Siz de ise durum daha da iç karartıcı. Birisinin koruma ordusu var. Çevresinde yer ve gök dahil olmak üzere her yere kamera döşettiği de biliniyor. İyi de Gadafiyi bile en yakın koruması bir Tuareğin bitirdiği de bilindiğine ve bu konuda tarihte sayısız emsal de olduğuna göre; pekiyi, şayet adam olmamakta israr etmekte böyle kararlıysan, korumanı nasıl koruyacaksın diye sormazlar mı adama. Neticede canını emanet ettiğin insan kaynağı var karşında. Ve onunla da uğraşmaya hele de ona güvenmeye hiç gelmez, bilmiş ol. Bunu büyük(!) denilen Sezar da kendi sonunda, dudaklarında acı bir tebessümle öğrenmişti aslında.

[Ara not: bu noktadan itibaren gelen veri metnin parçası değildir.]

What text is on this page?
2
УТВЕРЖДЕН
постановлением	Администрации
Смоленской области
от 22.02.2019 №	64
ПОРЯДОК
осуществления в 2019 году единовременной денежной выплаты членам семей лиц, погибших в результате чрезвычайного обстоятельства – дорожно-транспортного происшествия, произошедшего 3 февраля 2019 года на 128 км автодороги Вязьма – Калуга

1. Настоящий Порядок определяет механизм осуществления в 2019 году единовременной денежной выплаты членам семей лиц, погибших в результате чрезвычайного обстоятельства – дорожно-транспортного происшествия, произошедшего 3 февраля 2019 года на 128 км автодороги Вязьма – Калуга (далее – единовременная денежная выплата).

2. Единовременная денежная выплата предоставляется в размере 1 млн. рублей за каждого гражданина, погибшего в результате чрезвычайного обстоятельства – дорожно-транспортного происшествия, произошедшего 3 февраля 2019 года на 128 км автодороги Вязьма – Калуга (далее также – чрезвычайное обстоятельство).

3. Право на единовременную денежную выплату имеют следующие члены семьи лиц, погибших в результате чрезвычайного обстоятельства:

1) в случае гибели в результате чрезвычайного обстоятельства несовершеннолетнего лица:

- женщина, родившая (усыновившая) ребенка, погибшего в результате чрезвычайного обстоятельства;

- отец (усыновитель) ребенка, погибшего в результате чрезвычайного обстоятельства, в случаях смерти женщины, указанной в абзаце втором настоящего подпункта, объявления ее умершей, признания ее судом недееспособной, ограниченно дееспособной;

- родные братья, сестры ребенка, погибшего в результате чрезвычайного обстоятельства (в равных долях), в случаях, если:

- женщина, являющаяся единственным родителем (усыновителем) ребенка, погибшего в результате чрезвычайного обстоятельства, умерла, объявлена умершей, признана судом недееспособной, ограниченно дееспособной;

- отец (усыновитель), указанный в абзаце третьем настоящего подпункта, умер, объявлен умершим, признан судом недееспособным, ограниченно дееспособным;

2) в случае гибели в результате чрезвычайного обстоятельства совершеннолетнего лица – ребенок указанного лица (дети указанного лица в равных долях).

            Yukarda bazı vatandaşlarımızın birbirlerine bahşettikleri itici nameler, Galata kayıkçı meyhanelerinde çalınıp söylenmiyor. Bunlar, bir zamanların yüce ve asil meclisi iken, şimdilerde çoğunluğu dirayetsiz üyeleri tarafından Çıfıt çarşısına dönüştürülen, Türkiye Cumhuriyeti Meclisinin ne yazık ki günlük iletişim jargonu oldu artık. Ve yukarda yazdıklarım, inanın yüzüm kızarmadan yazabileceklerimin en yakası açılmışları.
Ne ki, manipülasyona müsait yapısı nedeniyle demokrasilerde bazen uluslar, aslında hiç te hak etmedikleri halde, içlerinde ki ansızların layığına bir oldubittiyle ortak ediliveriliyorlar işte. Ve bu duruma da bazı hesap, kitap bilmezler, hiç utanıp, sıkılmadan yüzde elliyi yakıştırıveriyorlar.

Türkiyemizde ki mevcut seçim sistemini, geceden sabaha değişiveren çakma seçmen sayılarını, sömürgecinin bilgisayar programını, çalınan sandıkları, yok edilen parmak boyasını, mükerrer oyları ve tüm diğer olumsuzlukları anımsayın, birde bunlara yandaş medyanın çakma istatistiklerini eklerseniz, ne demek istediğim kendiliğinden anlaşılacaktır.